Collective communication: For patients with a large number of patients suffering from the same disease, the hospital will convene family members to communicate in the form of training classes to explain the causes, treatment and prevention of the disease. This kind of communication not only saves time, but also promotes mutual understanding between patients, makes patients become voluntary propagandists, and reduces the work pressure of medical staff.

Most of the children with infectious diseases in the gastroenterology department come from rural areas and have relatively difficult economic conditions. In addition, there are many complications, insufficient communication between doctors and patients, and serious disputes between doctors and patients, and even fee evasion and other problems. Since the launch of "doctor-patient communication" work, the department has convened a collective communication meeting with family members every week to explain to family members the diagnosis, progress, possible sequelae, length of treatment, possible costs, etc. , so that the patients’ families are well aware of the situation, and it also reduces the work pressure of medical staff. Since then, there has been almost no arrears.

Written communication: In order to make up for the lack of verbal communication, the hospital implements written communication and prints some routine questions in writing for the convenience of family members of the children to read. For example, since no one is accompanying the newborn ward, the family members have no idea about the treatment and living conditions of the sick child. In addition to limited visits, medical staff will also provide the baby with feeding, washing, changing, nursing, and treatment for a day in the ward** Sexual conditions, discharge follow-up, feeding and nursing knowledge, etc. are compiled into a small manual and distributed to the family members of each admitted baby for the purpose of communication.

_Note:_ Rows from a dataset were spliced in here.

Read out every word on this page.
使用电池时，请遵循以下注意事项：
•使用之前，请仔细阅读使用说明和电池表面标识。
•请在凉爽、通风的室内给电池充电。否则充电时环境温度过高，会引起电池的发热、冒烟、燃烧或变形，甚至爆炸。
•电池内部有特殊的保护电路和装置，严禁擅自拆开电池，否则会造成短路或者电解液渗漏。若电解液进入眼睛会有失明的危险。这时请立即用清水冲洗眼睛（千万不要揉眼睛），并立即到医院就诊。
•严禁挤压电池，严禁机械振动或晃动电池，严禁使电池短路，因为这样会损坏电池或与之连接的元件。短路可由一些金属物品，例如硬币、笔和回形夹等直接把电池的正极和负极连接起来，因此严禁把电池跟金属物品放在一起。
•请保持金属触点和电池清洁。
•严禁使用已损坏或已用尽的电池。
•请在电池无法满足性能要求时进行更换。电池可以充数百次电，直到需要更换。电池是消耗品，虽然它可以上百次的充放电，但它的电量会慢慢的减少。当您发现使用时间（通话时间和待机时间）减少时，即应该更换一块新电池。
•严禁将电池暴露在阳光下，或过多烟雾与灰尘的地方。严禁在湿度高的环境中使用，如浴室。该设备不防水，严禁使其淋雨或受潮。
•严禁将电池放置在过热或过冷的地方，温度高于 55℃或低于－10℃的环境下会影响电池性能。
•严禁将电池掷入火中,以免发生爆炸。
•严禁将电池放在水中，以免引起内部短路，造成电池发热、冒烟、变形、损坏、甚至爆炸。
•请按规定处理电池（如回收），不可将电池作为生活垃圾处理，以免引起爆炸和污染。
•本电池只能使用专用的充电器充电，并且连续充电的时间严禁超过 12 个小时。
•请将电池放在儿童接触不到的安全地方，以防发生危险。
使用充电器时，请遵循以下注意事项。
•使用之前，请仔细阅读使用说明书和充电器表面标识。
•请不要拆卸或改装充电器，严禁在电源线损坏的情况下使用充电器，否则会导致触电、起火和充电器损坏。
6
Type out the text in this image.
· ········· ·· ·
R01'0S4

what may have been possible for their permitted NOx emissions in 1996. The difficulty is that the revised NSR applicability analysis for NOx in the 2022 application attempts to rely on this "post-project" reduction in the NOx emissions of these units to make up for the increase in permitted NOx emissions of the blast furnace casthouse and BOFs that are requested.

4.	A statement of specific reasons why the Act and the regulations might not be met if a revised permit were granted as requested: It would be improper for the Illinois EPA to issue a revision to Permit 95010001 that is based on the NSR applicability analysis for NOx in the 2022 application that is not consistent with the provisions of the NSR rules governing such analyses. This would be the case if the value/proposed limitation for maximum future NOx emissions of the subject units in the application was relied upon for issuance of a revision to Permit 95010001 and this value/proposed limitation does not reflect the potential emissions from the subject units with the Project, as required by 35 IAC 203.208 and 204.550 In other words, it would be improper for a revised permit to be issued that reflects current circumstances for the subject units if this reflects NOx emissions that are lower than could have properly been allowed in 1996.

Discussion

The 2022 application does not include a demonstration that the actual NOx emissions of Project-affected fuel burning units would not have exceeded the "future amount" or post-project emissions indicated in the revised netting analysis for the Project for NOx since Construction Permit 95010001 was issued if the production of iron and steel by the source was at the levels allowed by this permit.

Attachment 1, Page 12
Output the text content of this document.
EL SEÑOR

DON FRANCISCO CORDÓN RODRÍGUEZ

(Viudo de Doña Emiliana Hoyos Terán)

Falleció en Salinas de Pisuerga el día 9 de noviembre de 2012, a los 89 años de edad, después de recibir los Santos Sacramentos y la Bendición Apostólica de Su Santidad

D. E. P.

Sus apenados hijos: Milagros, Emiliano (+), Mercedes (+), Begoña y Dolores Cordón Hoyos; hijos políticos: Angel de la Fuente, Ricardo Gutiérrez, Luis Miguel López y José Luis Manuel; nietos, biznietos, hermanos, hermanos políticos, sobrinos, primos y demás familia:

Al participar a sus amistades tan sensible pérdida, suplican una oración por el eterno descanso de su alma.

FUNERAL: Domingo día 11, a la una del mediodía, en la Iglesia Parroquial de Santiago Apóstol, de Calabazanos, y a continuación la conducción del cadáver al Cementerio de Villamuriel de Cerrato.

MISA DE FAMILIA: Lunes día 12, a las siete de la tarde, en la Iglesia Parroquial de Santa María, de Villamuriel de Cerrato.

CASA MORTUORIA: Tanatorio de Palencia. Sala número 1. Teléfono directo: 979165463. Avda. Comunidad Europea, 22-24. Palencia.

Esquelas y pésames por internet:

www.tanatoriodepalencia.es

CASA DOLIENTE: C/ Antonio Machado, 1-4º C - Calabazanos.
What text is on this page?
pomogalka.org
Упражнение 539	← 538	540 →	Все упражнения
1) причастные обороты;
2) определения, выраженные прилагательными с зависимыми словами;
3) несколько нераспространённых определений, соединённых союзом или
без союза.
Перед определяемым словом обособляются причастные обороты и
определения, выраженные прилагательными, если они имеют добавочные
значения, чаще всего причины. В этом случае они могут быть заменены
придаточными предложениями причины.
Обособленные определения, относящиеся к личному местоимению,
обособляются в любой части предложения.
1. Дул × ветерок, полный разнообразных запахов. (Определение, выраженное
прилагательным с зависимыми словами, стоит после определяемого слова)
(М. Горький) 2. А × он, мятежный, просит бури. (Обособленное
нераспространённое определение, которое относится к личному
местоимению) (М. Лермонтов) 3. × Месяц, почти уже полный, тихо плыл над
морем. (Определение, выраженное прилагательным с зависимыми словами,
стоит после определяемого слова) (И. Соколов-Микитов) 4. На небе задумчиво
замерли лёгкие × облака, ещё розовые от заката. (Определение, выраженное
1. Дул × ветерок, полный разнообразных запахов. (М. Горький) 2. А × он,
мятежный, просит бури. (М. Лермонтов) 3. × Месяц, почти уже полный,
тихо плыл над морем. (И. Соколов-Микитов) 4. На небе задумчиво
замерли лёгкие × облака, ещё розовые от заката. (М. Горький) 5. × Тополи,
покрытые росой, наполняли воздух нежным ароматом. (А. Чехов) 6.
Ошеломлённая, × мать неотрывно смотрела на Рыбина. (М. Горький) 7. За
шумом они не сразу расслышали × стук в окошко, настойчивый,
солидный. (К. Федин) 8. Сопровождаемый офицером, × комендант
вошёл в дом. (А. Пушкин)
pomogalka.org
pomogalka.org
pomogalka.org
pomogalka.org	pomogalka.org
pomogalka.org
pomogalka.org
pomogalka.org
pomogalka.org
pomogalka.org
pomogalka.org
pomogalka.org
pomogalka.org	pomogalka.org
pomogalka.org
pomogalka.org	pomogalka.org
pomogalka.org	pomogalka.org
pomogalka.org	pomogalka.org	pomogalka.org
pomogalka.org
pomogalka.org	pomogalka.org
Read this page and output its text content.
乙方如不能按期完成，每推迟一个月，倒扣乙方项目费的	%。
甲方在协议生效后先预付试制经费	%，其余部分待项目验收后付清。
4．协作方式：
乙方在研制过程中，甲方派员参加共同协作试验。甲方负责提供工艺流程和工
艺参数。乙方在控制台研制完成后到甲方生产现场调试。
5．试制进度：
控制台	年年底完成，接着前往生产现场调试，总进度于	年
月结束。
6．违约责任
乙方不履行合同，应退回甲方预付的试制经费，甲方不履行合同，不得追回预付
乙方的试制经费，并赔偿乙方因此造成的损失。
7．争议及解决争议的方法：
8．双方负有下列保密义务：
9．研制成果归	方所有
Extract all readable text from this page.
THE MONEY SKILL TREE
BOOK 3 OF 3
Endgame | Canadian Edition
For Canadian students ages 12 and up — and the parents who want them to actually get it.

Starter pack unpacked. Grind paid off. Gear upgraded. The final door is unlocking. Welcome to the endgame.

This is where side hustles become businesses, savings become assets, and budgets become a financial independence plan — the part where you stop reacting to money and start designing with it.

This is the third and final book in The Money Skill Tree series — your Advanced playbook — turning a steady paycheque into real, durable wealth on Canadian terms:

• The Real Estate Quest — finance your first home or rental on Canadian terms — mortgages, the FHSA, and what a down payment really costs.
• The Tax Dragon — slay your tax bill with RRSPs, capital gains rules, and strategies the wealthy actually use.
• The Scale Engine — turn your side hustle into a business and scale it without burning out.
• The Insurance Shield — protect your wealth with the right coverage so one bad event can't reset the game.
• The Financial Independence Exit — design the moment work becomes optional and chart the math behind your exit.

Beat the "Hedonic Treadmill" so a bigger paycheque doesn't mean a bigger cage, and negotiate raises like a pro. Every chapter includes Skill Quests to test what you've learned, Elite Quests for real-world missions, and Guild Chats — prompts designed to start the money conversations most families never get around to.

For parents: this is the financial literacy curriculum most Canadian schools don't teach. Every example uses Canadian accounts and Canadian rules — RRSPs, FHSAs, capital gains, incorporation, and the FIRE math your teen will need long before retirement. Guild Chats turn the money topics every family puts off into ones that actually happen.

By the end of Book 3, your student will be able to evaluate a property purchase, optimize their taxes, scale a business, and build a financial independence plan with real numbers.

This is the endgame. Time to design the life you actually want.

Coordinated and unified communication: When lower-level doctors are unsure about the explanation of a disease, they should first ask the superior doctor for instructions, and then communicate according to unified opinions; when the diagnosis is not clear or the disease worsens, before communicating, Medical staff must conduct internal discussions and have a unified understanding before superior doctors communicate with family members.

Object comparison communication: For some diseases, oral and written communication are difficult, and communication with physical objects or film and television materials is supplemented.

For example, for the family members of children with congenital heart disease, doctors use heart models and drawings to explain, so that the family members can vividly understand where the disease occurs, how to perform surgical repairs, etc.; another example is orthopedic patients, the patient's family members do not know the child's bone disease At any position, the orthopedic surgeon takes out the human skeleton and explains it to the patient in layman's terms.